Homework Assignment #5 — Debugging Automation

In this assignment you will develop two debugging support tools to reduce the effort associated with software maintenance.

First, you will implement the Delta Debugging algorithm to minimize "interesting" sets.

Second, you will implement a Coverage-Based Fault Localization Algorithm to identify suspicious lines implicated in test failures.

You may work with a partner for this assignment. If you do you must use the same partner for all sub-components of this assignment. You must indicate your partner in the report. Use the Gradescope partner selection feature. Only one partner needs to submit the report on Gradescope, but if you both do, nothing fatal happens.

Delta Debugging

You must write a Python 3 program, delta.py, that implements delta debugging to find a one-minimal interesting subset of a given set. Your program takes two arguments:

  1. the size n of the set to be minimized — for example, if n is 5, the program will find an interesting subset of {0,1,2,3,4}
  2. a command that determines if a given subset is interesting — for example, if the command is is-interesting.sh, you may invoke is-interesting.sh 0 2 4 to probe if the subset 0 2 4 is interesting
    • the command returns the exit code 1 if the subset is interesting and 0 otherwise
    • note that command may be "bash ./is-interesting.sh" (or something similarly long) on the autograding server for security/permission reasons; your program should correctly handle the case where the single command string passed in contains spaces (by treating it as one command: do not break it up)
    • do not try to add your own "bash" or "./" or whatnot with string concatenation — really just simply use the command passed in and append some arguments

Your program should print out a one-minimal interesting subset in standard Python list format in sorted order. (This is the only output your program should produce. Do not do anything more. Do not submit a program with debugging output for a grade.)

Autograder Submission

We will evaluate your delta.py implementation in terms of the correct answers it generates (i.e., the one-minimal interesting subsets) and also in terms of the number of probes (i.e., calls to is-interesting.sh).
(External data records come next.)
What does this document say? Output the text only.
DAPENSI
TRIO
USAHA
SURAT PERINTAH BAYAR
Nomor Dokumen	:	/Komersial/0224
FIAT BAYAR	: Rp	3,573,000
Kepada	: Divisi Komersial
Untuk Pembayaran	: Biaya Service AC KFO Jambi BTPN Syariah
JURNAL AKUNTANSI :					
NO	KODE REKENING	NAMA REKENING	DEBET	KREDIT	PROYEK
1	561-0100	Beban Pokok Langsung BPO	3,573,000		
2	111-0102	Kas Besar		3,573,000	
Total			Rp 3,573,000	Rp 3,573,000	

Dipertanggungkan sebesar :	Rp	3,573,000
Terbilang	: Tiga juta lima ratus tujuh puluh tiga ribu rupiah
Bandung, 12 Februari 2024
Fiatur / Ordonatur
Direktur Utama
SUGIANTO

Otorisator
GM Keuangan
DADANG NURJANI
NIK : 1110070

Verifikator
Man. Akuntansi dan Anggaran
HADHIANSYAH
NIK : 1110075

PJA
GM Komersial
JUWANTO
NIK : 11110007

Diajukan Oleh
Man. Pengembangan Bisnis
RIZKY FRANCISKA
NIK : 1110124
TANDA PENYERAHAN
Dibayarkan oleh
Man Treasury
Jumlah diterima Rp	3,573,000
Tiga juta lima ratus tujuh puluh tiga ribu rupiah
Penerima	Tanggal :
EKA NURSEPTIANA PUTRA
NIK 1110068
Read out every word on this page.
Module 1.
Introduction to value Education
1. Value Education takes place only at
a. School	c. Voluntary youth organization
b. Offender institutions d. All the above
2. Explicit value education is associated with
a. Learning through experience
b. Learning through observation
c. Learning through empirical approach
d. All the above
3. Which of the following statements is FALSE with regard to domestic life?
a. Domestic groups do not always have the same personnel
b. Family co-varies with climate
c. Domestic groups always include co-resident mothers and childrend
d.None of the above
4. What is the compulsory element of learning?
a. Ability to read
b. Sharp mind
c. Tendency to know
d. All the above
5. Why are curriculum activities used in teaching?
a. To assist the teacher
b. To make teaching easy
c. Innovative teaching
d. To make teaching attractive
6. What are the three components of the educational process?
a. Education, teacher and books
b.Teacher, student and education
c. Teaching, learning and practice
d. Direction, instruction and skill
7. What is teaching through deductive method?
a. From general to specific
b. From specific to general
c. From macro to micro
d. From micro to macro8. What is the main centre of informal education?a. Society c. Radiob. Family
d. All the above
Minimizing Failure-Inducing Inputs

A standard use of Delta Debugging is to minimize failure-inducing inputs — inputs which cause a program to crash.

For example, consider this (inefficient) implementation of is-interesting.sh that checks to see if its command-line arguments contain both 3 and 6:

$ cat is-interesting.sh
#!/bin/bash
FIRST=0
SECOND=0
for i in $* ; do
  if [ $i -eq 3 ]; then FIRST=1 ; fi
  if [ $i -eq 6 ]; then SECOND=1 ; fi
done
if [ $FIRST -eq 1 ] ; then
  if [ $SECOND -eq 1 ] ; then
    exit 1 # interesting
  fi
fi
exit 0

To find a one-minimal interesting subset of [0,1,2,3,4,5,6,7,8], we would run:

$ python3 delta.py 9 ./is-interesting.sh
[3, 6]

The above example shows the only expected or required output for your program: the single line with the list of elements.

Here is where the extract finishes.